Washington — Falling US petrol prices drove both inflation and retail sales down in May, according to government data released on Wednesday.

The figures came out just hours before the Federal Reserve concludes its two-day monetary policy meeting where it is widely expected to increase interest rates, despite weak inflation and tepid wage growth.

The consumer price index (CPI), which tracks changes in the cost of household goods and services, declined 0.1% compared with April — largely driven by 6.4% drop in the cost of fuel at the pump, according the to the labour department.

Meanwhile, retail sales dropped a surprising 0.3% in May, also due in part to falling petrol prices, as Americans also bought fewer appliances and electronics, the commerce department reported.

Analysts had projected CPI to be flat, and retail sales to rise 0.1%.

Excluding the food and fuel categories, which can see big swings from month to month, CPI rose 0.1%. The 12-month overall price measure fell below the Fed’s 2% target to 1.9% last month, continuing a steady decline since February, while the core, which has been falling since January, slipped another two-tenths to 1.7%.

Retail sales were still down 0.3% even after excluding the more volatile food and cars categories, the first decline for the core measure since August.

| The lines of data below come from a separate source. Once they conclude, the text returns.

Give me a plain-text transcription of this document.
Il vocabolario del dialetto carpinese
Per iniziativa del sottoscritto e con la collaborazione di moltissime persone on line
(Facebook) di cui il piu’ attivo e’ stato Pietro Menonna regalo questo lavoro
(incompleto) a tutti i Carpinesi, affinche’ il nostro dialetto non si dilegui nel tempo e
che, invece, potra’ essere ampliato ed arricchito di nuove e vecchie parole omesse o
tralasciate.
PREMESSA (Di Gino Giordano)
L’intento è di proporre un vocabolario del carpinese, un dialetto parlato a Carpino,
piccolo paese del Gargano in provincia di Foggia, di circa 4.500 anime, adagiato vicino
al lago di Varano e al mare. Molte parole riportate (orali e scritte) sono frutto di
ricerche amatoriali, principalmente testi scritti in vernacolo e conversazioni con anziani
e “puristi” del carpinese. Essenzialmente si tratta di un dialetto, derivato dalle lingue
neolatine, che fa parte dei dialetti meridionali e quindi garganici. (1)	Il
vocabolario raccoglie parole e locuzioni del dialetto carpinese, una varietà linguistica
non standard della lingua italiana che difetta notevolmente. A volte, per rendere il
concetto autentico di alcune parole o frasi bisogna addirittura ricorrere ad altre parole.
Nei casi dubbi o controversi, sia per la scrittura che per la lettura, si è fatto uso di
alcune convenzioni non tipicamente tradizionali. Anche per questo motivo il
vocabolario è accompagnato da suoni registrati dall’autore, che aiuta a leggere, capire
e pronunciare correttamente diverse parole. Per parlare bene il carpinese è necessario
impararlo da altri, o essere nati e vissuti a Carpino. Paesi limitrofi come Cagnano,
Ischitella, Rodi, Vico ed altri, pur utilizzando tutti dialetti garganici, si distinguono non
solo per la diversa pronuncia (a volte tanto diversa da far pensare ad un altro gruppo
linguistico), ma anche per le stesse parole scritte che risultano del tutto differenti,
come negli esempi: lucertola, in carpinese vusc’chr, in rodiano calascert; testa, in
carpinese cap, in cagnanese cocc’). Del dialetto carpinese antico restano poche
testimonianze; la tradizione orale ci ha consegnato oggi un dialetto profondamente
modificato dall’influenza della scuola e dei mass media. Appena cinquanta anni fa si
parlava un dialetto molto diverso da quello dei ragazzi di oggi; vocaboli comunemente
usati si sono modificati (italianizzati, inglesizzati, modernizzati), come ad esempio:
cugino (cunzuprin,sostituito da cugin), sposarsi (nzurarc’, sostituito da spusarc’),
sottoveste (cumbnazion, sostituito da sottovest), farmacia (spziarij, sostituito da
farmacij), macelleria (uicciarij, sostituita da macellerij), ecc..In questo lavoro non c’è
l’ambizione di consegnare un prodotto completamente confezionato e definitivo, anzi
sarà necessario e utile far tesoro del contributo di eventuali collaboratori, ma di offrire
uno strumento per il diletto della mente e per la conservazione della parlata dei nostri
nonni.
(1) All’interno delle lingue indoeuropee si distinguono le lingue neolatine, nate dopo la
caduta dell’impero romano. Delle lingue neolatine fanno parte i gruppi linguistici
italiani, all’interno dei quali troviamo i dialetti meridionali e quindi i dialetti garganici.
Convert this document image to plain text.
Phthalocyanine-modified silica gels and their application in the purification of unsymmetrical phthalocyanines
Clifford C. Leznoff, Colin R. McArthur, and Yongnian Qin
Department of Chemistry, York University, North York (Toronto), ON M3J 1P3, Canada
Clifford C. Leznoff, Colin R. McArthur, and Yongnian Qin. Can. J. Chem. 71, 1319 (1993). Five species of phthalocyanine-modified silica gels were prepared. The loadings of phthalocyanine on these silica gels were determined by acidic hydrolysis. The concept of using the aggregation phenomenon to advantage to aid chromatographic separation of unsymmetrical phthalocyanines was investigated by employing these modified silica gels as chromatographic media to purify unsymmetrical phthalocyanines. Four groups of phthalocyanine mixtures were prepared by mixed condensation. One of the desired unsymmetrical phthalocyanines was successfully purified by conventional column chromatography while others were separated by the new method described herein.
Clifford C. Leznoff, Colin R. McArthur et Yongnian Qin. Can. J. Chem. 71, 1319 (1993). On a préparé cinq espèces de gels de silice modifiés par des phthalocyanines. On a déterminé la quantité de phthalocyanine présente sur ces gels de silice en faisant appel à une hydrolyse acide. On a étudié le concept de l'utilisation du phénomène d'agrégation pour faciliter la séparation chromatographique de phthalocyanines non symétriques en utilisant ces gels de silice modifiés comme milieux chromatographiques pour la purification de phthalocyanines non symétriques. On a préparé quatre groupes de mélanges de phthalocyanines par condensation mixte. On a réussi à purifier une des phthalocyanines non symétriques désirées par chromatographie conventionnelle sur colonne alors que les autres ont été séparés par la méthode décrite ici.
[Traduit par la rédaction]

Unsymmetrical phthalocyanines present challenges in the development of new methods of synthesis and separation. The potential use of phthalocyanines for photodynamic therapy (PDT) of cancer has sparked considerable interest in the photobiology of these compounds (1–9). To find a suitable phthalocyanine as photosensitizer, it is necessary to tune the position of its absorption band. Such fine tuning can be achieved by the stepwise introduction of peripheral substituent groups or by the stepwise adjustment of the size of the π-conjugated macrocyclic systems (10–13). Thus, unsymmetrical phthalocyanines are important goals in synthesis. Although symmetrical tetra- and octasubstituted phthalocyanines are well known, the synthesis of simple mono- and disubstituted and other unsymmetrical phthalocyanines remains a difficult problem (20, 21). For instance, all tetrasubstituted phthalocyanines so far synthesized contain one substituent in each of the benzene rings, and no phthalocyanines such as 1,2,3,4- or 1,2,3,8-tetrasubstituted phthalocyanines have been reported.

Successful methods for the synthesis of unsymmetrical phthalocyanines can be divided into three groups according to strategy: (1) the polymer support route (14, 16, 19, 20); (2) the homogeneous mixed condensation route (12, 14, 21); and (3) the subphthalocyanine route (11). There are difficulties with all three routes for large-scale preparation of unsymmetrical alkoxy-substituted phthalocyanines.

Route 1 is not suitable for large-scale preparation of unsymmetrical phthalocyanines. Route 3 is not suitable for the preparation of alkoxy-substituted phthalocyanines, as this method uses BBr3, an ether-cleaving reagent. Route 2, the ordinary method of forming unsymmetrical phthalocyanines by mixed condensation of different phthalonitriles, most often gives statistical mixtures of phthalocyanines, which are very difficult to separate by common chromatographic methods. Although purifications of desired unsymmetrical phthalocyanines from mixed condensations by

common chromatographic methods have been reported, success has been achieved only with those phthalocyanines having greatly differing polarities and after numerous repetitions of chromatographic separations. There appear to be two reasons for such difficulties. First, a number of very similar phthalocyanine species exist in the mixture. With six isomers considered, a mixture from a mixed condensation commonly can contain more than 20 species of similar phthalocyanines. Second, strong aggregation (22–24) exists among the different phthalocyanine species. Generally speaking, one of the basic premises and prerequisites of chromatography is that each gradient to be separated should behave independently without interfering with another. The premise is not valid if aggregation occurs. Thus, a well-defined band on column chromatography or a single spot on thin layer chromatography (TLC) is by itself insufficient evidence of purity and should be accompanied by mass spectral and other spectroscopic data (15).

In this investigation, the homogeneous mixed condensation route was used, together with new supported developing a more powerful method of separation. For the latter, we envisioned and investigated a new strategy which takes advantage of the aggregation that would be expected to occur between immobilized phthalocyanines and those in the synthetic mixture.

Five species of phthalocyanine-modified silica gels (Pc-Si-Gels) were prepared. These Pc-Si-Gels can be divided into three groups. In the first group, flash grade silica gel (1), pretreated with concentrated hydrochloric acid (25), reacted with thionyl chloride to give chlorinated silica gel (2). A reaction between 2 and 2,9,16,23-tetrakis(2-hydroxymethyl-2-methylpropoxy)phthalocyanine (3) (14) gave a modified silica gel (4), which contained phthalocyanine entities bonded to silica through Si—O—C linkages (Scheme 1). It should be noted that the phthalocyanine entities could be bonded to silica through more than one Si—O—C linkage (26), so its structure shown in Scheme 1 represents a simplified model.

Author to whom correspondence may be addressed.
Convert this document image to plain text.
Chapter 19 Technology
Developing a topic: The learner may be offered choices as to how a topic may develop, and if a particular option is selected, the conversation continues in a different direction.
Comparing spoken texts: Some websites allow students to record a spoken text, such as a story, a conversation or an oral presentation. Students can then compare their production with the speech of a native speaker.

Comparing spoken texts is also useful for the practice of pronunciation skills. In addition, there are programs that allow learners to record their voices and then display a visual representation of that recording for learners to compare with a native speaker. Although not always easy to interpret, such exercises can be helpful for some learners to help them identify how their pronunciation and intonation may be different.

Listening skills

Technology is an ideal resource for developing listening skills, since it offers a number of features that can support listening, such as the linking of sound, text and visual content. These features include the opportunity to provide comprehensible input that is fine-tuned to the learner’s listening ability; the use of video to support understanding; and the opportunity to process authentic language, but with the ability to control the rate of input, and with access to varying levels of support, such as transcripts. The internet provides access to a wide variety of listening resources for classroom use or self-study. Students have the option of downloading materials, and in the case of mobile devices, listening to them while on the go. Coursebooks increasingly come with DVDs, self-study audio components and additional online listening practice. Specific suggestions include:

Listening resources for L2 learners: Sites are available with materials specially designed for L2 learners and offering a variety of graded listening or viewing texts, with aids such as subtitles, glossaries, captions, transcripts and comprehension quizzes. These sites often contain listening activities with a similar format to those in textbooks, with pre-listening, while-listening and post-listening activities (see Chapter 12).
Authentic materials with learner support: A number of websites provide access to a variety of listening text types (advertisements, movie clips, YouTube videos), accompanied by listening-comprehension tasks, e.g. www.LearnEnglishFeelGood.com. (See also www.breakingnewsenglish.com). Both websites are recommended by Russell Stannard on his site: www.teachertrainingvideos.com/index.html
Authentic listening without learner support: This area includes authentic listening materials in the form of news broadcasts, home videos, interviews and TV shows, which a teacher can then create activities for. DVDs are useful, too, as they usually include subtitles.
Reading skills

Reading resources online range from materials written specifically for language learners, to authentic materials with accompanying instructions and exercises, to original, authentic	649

Car sales remained sluggish for the month, falling 0.2% in May, while sales at electronics and appliance stores saw their largest monthly decrease in more than seven years, falling 2.8% for the month.

Petrol stations’s sales fell 2.4%, the biggest dip since February of last year.

The shift towards internet retail continued apace, with department stores declining a full percentage point while "nonstore" retailers soared another 0.8% for the month.

Restaurants and bars also saw a 0.1% decline in May.

American consumers forked out a total of $473.8bn for the month, 3.8% above May of last year.